Quoting Tom Lane <tgl@sss.pgh.pa.us>:
> Mischa Sandberg <mischa_sandberg@telus.net> writes:
> > Perhaps it's my "test for DB ready" that's the problem?
>
> > + while pg_ctl status && ! psql -l; do sleep 1; done >/dev/null
> 2>&1
>
> I'd bet that the pg_ctl status part is failing. I get exit status 1
> from it if there's no server running.
Yes, that was part of the problem with the original startup script;
postmaster hadn't even gotten as far as writing postmaster.pid,
I guess. But pg_ctl status returning 1 could also mean that that the
server had come up, hit a critical problem and exited. Hence my problem;
this has to detect server failure, reliably, as well.
BTW the example with (start,status,psql,createlang) failing just
happened, to my surprise, on my dev box -- fairly fast and lightly
loaded. On loaded, unattended systems, it happened consistently.
............
In another vein, another place where there are consistent
failures is in the sequence:
createlang ... -d template1 plpgsql
createdb $PGDATABASE
<app>
The failure can happen on createdb ("template1 is busy")
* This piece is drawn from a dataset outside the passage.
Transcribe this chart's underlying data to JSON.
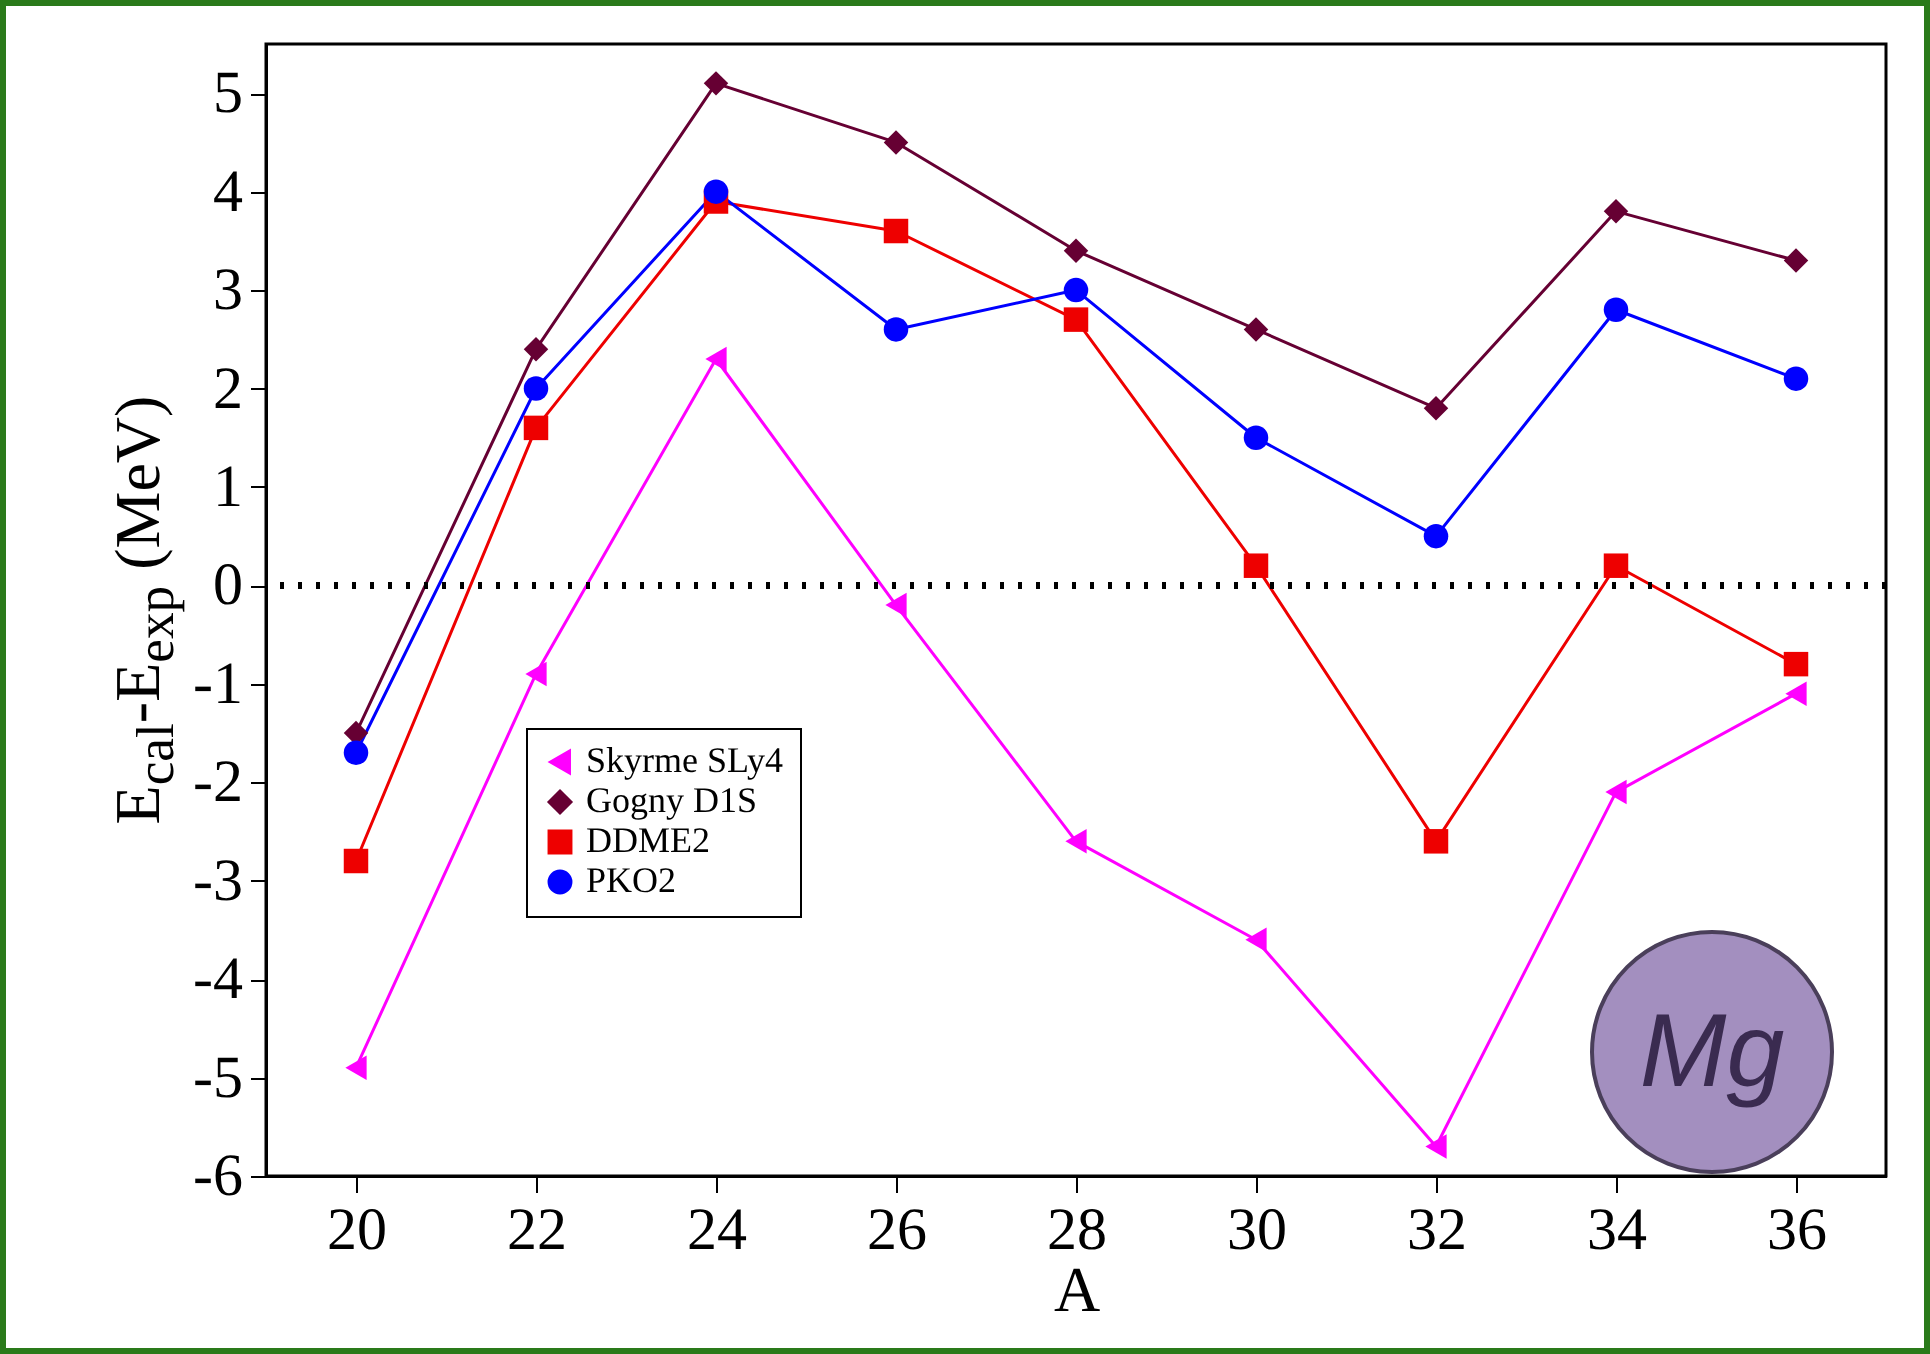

or on <app>; and most frequently on the systems with overloaded disks.
My hacky response is to separate those steps with:
psql -qc checkpoint template1
which consistently makes the problem go away; but what is
the problem, exactly, that this is tripping over??
Anyway, thanks for the comments.
--
Engineers think that equations approximate reality.
Physicists think that reality approximates the equations.
Mathematicians never make the connection.